Repeated calls to the criminal lawyer representing him on all three pending cases have gone unanswered. Fernandez pleaded not guilty to all the charges.

Everything Housing LLC did buy at least two more small rental properties, in November 2020 in Atlanta, paying $76,000, according to Georgia property records.

In April 2021, a family member purchased a six-bedroom, five-bathroom home around the corner from the rental home in Osceola County, paying $450,000 with a $427,500 mortgage. Fernandez has been living there with family.
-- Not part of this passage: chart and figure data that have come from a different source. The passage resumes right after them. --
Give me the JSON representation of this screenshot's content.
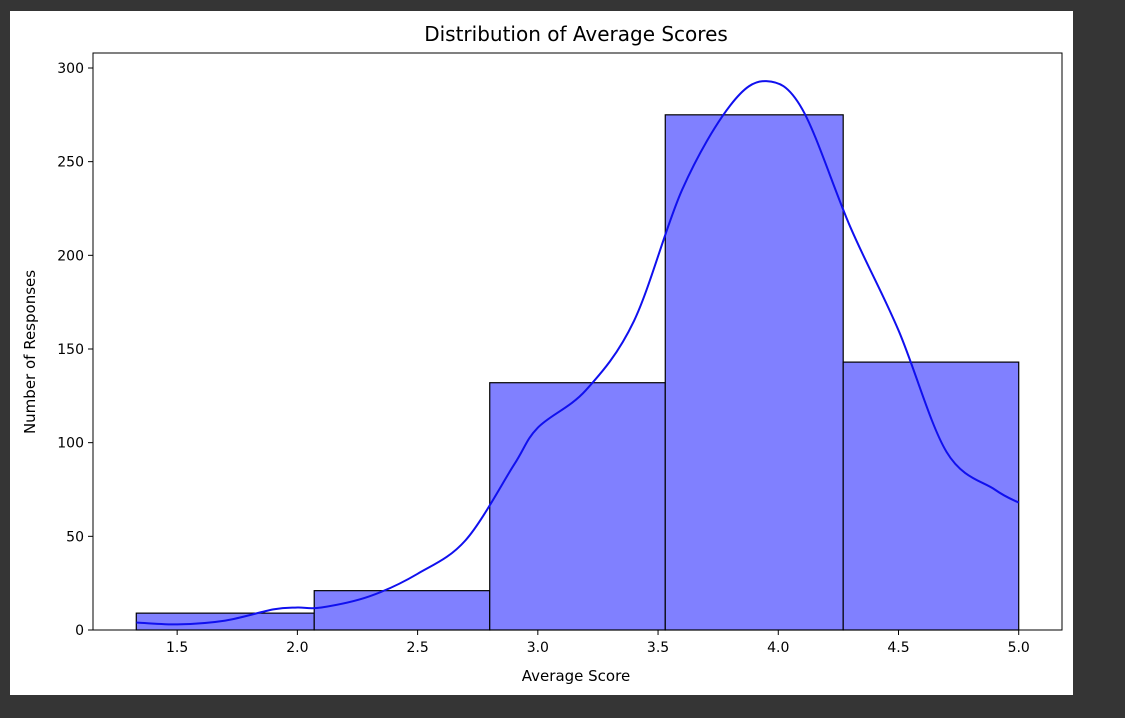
{
  "chart_data": {
    "type": "histogram",
    "title": "Distribution of Average Scores",
    "xlabel": "Average Score",
    "ylabel": "Number of Responses",
    "xlim": [
      1.15,
      5.18
    ],
    "ylim": [
      0,
      308
    ],
    "xticks": [
      "1.5",
      "2.0",
      "2.5",
      "3.0",
      "3.5",
      "4.0",
      "4.5",
      "5.0"
    ],
    "xtick_values": [
      1.5,
      2.0,
      2.5,
      3.0,
      3.5,
      4.0,
      4.5,
      5.0
    ],
    "yticks": [
      "0",
      "50",
      "100",
      "150",
      "200",
      "250",
      "300"
    ],
    "ytick_values": [
      0,
      50,
      100,
      150,
      200,
      250,
      300
    ],
    "bins": [
      {
        "x0": 1.33,
        "x1": 2.07,
        "count": 9
      },
      {
        "x0": 2.07,
        "x1": 2.8,
        "count": 21
      },
      {
        "x0": 2.8,
        "x1": 3.53,
        "count": 132
      },
      {
        "x0": 3.53,
        "x1": 4.27,
        "count": 275
      },
      {
        "x0": 4.27,
        "x1": 5.0,
        "count": 143
      }
    ],
    "kde": {
      "x": [
        1.33,
        1.5,
        1.7,
        1.9,
        2.0,
        2.1,
        2.3,
        2.5,
        2.7,
        2.9,
        3.0,
        3.2,
        3.4,
        3.6,
        3.8,
        3.95,
        4.1,
        4.3,
        4.5,
        4.7,
        4.9,
        5.0
      ],
      "y": [
        4,
        3,
        5,
        11,
        12,
        12,
        18,
        30,
        48,
        88,
        108,
        128,
        165,
        235,
        280,
        293,
        278,
        215,
        160,
        95,
        75,
        68
      ]
    },
    "bar_color": "#8080ff",
    "bar_edge_color": "#000000",
    "kde_color": "#1010ee",
    "grid": false,
    "legend": false
  }
}
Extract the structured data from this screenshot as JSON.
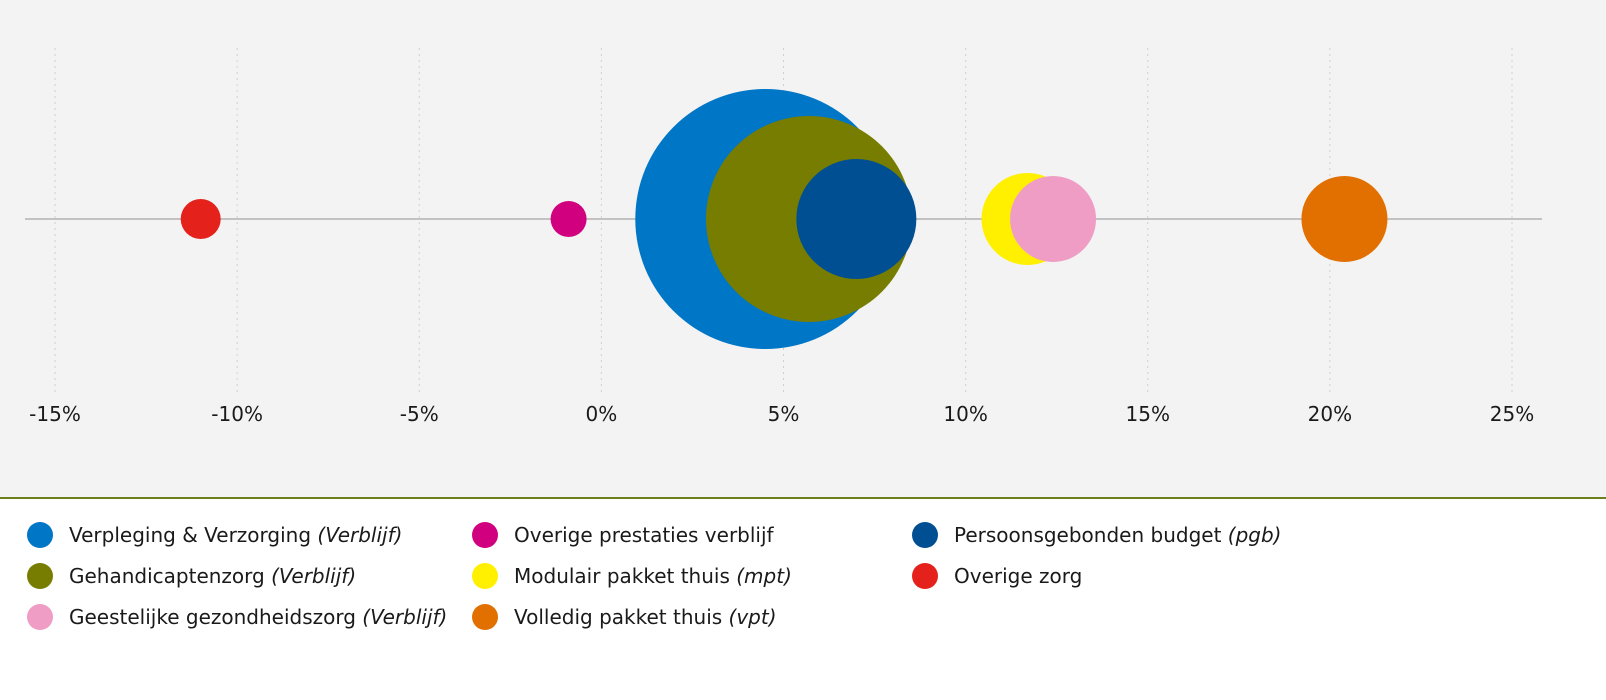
{
  "chart_data": {
    "type": "scatter",
    "title": "",
    "xlabel": "",
    "ylabel": "",
    "xlim": [
      -15,
      25
    ],
    "x_ticks": [
      -15,
      -10,
      -5,
      0,
      5,
      10,
      15,
      20,
      25
    ],
    "x_tick_labels": [
      "-15%",
      "-10%",
      "-5%",
      "0%",
      "5%",
      "10%",
      "15%",
      "20%",
      "25%"
    ],
    "grid": "vertical dotted",
    "legend_position": "bottom",
    "series": [
      {
        "name": "Verpleging & Verzorging",
        "qualifier": "Verblijf",
        "x": 4.5,
        "size": 130,
        "color": "#0076c6"
      },
      {
        "name": "Gehandicaptenzorg",
        "qualifier": "Verblijf",
        "x": 5.7,
        "size": 103,
        "color": "#777d00"
      },
      {
        "name": "Persoonsgebonden budget",
        "qualifier": "pgb",
        "x": 7.0,
        "size": 60,
        "color": "#004f93"
      },
      {
        "name": "Modulair pakket thuis",
        "qualifier": "mpt",
        "x": 11.7,
        "size": 46,
        "color": "#fff000"
      },
      {
        "name": "Geestelijke gezondheidszorg",
        "qualifier": "Verblijf",
        "x": 12.4,
        "size": 43,
        "color": "#f09dc6"
      },
      {
        "name": "Volledig pakket thuis",
        "qualifier": "vpt",
        "x": 20.4,
        "size": 43,
        "color": "#e17000"
      },
      {
        "name": "Overige prestaties verblijf",
        "qualifier": "",
        "x": -0.9,
        "size": 18,
        "color": "#d1007f"
      },
      {
        "name": "Overige zorg",
        "qualifier": "",
        "x": -11.0,
        "size": 20,
        "color": "#e4221b"
      }
    ]
  },
  "legend": {
    "columns": [
      [
        {
          "label": "Verpleging & Verzorging",
          "qualifier": "(Verblijf)",
          "color": "#0076c6"
        },
        {
          "label": "Gehandicaptenzorg",
          "qualifier": "(Verblijf)",
          "color": "#777d00"
        },
        {
          "label": "Geestelijke gezondheidszorg",
          "qualifier": "(Verblijf)",
          "color": "#f09dc6"
        }
      ],
      [
        {
          "label": "Overige prestaties verblijf",
          "qualifier": "",
          "color": "#d1007f"
        },
        {
          "label": "Modulair pakket thuis",
          "qualifier": "(mpt)",
          "color": "#fff000"
        },
        {
          "label": "Volledig pakket thuis",
          "qualifier": "(vpt)",
          "color": "#e17000"
        }
      ],
      [
        {
          "label": "Persoonsgebonden budget",
          "qualifier": "(pgb)",
          "color": "#004f93"
        },
        {
          "label": "Overige zorg",
          "qualifier": "",
          "color": "#e4221b"
        }
      ]
    ]
  },
  "colors": {
    "chart_background": "#f3f3f3",
    "separator": "#6b7f1e",
    "axis_line": "#c2c2c2",
    "grid": "#cfcfcf"
  }
}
Parked outside on a recent Sunday afternoon were a Tesla, a BMW and a Mercedes- Benz S550.

As for his acting career, Fernandez did not respond to a text message asking him to confirm his IMDB bio is accurate.

But it lists several roles, including as a coroner in Watchmen, a blackjack dealer in Ozark and, in the HBO series The Outsider, as a crime scene investigator.

‘WE’RE NOT GOING TO REST’

Leopard, the Secret Service agent, said the agency and other federal law enforcement continue to hunt down those who defrauded the PPP program.

“It’s not that complicated to figure out who took our fraudulent loans,” he said. “We just have to go through the process, generate the leads, divvy them out and work them.”

But he knows there are many more evading detection so far. “A whole lot more. That’s the challenge for law enforcement in general,” he said.

“The timing was perfect for fraudsters,” he said, noting the government “wanted to get the money to the people as fast as possible, so you can’t vet as well.” In addition, “law enforcement had its hands full, struggling to deal with COVID and trying to help the community in South Florida,” including local partners who needed help fighting a surge in crime.

Asked if those who committed fraud should be worried about an early-morning knock on their door, Leopard said, “Yes, definitely. We’re not going to rest knowing this kind of fraud went on."